There are two ways:
A pill (handmade, traditional practice):
Fresh pork nitrile or beef tendon (500g), refined salt (20g), seasoning powder (4g), clear water (10g) and potato powder (30g).
Method:
1. Slice fresh nitrile meat or beef tendon meat, beat it repeatedly with a small round iron hammer, remove the tendon and pound it into minced meat.
2. Put the mashed meat into a deeper pot, add water, refined salt and potato powder, mix well, and beat it back and forth in the pot to make meat glue;
3. Squeeze the pork glue in the palm of your hand with your left hand, and let the meat glue squeeze out from the tiger's mouth. Dig the meat paste into a ball with a porcelain spoon with your right hand, and put it into a clean water pot with a temperature of about 70 degrees for solidification;
4. After all the meat glue is kneaded into pills, soak the meatballs with a small torch until the meatballs float on the water (they must be cooked with a small fire, and the fire will make the meatballs swell and burst);
5. Pork balls just out of the pot can be boiled, fried and boiled. If you want the original Hakka flavor, you can cook soup. Meatballs dipped in garlic hot sauce taste better.

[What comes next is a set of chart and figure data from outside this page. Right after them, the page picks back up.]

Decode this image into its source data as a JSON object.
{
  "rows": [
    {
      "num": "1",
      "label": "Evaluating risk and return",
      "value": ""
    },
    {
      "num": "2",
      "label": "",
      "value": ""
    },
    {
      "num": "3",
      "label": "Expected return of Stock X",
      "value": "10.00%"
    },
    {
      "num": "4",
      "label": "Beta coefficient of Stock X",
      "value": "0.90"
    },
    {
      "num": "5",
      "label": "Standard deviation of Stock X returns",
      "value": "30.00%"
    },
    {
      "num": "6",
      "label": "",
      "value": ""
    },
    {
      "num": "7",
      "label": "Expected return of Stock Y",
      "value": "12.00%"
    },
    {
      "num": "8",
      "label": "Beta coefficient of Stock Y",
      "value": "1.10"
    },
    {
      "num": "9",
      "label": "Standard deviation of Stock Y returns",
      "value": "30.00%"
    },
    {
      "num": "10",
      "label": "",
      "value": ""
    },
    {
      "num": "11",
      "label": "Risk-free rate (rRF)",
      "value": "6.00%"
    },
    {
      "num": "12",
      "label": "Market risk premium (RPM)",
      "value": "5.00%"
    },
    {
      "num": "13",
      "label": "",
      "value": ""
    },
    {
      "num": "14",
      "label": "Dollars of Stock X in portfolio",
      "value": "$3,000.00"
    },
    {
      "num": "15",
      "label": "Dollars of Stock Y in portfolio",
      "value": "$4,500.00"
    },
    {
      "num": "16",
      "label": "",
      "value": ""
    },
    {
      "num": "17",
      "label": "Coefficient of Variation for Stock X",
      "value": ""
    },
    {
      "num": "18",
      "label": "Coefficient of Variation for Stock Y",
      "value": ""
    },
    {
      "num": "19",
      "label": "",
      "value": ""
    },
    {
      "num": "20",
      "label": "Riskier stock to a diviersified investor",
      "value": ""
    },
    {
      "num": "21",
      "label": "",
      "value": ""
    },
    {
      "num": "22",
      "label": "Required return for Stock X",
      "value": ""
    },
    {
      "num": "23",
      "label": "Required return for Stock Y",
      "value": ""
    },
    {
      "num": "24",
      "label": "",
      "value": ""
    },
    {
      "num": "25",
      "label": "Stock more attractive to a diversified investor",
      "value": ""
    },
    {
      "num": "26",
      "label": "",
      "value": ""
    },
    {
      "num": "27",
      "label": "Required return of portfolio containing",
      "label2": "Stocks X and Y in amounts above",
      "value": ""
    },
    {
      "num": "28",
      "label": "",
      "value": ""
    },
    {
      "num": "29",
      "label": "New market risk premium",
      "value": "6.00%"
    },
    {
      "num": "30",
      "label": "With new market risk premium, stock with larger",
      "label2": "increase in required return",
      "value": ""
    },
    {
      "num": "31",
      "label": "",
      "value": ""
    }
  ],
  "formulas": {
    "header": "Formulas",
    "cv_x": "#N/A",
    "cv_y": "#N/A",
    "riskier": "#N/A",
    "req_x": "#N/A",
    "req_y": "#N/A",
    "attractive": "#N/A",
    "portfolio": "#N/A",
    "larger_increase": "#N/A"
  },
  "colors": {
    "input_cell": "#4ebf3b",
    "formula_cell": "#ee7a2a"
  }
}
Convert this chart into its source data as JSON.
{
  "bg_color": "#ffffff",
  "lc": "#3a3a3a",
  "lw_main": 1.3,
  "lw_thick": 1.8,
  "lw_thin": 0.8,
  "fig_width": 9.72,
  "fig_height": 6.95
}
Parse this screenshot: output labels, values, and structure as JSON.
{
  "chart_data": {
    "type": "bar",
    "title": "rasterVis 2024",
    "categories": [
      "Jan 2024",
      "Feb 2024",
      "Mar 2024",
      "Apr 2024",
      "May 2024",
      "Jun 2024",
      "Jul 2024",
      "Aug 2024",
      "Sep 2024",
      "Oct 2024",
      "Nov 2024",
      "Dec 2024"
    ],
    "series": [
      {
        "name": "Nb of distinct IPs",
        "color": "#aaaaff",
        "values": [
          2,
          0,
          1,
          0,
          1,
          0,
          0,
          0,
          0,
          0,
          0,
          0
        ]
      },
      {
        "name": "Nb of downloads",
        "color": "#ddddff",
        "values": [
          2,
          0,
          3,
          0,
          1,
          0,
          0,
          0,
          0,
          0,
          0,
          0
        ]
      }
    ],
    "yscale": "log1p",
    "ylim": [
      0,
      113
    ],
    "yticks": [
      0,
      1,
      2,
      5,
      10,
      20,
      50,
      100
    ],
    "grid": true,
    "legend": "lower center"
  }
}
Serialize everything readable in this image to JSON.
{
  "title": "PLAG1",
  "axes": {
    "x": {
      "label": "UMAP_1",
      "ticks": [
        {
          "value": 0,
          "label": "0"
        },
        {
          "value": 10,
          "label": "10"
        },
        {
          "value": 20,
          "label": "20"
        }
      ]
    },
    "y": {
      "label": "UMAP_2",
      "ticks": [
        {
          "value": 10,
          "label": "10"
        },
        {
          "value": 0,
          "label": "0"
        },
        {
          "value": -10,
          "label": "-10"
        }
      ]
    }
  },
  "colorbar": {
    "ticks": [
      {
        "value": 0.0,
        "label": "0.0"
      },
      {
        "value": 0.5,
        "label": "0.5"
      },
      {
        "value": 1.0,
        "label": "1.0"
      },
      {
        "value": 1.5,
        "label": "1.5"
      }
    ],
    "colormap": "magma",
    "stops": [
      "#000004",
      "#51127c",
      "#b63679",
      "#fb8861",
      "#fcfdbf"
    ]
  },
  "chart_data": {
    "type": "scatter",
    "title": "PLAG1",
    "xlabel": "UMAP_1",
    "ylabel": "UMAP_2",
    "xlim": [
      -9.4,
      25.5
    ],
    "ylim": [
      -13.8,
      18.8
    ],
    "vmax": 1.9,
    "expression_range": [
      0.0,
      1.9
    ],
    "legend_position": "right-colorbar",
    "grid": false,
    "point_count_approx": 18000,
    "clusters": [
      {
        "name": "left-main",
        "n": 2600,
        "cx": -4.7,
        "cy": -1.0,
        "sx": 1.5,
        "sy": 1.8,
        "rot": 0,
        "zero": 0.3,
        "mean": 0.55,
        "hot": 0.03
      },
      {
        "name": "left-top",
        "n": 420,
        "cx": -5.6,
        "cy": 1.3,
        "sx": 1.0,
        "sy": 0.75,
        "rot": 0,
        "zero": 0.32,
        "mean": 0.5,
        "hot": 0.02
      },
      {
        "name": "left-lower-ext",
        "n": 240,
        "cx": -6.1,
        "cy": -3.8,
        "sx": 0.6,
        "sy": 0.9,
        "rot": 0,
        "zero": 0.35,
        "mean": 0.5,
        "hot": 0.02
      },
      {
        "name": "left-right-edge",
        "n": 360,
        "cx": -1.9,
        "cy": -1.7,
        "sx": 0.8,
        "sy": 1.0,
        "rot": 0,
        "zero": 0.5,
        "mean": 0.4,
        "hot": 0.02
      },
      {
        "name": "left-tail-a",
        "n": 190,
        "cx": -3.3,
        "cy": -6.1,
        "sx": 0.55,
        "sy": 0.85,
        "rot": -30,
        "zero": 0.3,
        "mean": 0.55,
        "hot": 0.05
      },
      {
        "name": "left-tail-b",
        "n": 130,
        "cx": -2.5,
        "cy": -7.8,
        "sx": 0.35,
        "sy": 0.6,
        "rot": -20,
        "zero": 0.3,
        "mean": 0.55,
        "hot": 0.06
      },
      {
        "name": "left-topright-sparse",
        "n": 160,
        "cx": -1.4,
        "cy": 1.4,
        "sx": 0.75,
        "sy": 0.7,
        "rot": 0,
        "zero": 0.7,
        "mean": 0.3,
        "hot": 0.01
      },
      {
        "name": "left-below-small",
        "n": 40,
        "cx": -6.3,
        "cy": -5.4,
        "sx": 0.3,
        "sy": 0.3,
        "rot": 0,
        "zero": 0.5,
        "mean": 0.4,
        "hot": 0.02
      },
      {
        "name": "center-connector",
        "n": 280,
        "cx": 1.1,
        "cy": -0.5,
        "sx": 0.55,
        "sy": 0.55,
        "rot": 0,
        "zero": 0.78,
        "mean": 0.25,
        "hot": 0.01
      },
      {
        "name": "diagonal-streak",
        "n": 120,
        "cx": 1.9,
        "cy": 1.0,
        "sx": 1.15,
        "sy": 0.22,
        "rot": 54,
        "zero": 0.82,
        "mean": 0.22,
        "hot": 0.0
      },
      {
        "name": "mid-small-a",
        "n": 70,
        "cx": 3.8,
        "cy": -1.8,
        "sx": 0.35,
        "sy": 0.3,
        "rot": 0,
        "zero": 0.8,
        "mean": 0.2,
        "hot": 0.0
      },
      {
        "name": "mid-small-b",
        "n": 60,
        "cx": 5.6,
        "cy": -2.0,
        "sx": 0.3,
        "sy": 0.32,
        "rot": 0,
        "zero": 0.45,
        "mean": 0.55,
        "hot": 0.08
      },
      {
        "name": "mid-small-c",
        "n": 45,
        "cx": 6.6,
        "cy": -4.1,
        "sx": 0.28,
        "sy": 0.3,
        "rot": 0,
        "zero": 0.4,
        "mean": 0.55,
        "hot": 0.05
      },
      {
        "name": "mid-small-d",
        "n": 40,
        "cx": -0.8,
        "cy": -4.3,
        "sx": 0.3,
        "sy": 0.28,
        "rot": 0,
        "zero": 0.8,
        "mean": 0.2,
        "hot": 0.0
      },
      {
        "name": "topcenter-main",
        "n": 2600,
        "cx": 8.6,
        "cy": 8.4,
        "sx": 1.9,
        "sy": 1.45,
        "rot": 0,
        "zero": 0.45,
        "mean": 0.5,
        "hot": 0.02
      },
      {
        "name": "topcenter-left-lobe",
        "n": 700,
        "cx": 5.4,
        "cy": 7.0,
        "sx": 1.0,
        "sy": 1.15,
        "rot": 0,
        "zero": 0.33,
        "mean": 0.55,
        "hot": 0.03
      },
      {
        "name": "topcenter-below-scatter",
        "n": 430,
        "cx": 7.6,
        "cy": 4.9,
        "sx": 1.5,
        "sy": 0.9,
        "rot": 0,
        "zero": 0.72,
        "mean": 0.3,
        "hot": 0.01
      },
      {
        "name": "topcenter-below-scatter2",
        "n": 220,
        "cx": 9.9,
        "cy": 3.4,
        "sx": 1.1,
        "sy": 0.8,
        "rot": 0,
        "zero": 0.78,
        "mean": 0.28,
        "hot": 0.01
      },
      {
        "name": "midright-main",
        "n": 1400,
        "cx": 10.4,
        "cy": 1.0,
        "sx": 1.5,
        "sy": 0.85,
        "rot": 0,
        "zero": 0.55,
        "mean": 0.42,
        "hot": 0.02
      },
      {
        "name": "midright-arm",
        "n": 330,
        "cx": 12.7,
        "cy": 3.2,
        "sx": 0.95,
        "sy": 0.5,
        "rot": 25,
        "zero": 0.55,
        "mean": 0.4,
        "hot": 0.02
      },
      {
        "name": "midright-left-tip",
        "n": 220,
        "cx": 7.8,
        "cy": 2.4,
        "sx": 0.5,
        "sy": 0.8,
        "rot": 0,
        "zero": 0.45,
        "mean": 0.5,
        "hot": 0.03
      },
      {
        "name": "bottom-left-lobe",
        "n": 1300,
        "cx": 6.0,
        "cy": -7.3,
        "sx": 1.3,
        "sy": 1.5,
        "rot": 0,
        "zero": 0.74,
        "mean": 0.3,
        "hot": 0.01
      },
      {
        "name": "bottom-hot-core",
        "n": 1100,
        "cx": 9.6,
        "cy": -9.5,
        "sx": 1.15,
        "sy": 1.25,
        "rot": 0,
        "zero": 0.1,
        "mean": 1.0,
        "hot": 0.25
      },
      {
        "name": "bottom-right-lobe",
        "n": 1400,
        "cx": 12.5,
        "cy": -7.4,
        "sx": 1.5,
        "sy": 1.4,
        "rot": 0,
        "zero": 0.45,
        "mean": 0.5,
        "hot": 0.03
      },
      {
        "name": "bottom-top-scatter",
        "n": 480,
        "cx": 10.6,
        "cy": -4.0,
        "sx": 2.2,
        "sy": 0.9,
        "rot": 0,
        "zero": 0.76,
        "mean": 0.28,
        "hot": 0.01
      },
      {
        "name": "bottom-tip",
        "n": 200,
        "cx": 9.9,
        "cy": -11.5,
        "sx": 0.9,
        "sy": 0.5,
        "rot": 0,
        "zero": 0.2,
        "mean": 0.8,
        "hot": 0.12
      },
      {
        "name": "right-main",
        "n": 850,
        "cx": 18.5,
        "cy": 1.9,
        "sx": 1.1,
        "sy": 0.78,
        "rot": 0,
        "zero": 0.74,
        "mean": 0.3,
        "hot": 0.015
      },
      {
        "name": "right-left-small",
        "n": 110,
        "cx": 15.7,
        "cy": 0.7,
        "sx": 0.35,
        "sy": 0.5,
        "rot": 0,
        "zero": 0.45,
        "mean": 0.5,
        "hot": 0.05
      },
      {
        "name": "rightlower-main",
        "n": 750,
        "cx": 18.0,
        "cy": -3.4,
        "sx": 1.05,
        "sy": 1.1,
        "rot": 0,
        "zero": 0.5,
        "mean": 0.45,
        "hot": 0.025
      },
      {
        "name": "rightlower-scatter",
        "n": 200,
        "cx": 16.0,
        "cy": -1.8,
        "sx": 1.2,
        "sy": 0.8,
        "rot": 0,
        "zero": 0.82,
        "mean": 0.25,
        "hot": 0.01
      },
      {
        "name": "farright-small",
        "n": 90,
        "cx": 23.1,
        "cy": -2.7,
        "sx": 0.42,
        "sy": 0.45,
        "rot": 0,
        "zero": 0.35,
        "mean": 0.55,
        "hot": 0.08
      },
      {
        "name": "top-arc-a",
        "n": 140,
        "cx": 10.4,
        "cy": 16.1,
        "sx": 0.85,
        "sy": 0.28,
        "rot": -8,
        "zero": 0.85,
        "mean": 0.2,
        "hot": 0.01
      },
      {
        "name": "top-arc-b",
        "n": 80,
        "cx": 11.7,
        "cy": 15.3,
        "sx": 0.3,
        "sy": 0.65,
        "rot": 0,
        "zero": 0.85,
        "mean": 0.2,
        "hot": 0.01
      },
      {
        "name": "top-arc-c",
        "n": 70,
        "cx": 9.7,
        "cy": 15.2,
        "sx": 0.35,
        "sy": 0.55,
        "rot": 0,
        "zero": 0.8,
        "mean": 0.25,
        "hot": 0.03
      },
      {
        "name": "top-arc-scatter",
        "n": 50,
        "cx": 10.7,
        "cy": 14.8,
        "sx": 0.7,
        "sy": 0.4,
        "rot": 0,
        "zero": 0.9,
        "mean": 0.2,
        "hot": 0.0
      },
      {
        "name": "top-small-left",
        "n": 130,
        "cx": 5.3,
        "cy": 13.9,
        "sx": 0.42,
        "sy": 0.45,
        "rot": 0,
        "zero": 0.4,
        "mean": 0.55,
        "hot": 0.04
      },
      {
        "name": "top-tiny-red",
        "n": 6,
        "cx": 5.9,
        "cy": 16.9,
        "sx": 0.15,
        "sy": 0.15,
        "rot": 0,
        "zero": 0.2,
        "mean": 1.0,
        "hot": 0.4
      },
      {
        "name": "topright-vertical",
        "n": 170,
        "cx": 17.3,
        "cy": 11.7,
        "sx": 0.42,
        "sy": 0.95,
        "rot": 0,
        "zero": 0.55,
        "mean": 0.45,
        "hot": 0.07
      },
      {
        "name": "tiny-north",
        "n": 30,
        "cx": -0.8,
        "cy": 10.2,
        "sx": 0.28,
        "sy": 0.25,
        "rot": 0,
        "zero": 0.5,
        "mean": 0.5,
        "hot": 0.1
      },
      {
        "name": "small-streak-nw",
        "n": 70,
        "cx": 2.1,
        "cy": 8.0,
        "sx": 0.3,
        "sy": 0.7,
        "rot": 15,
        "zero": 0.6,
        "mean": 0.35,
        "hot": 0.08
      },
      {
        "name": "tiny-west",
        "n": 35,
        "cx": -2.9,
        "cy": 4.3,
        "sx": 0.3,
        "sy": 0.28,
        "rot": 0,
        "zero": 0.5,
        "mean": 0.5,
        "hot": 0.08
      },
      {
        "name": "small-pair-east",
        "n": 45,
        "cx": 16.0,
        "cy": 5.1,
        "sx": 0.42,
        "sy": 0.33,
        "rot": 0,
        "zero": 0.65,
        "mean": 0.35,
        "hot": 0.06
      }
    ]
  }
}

Second, ordinary meatballs:
Chop a proper amount of fresh pork belly, add potato powder according to the ratio of about 10: 1, add a proper amount of salt and monosodium glutamate, stir them evenly with chopsticks or hands, and knead them into small pieces by hands (divide them into irregular balls with a diameter of about 3 cm at will without too much force or rounding).
Then put it in a pot to steam, or cook soup, and add chopped green onion and celery when you are out of the pot, and you can serve.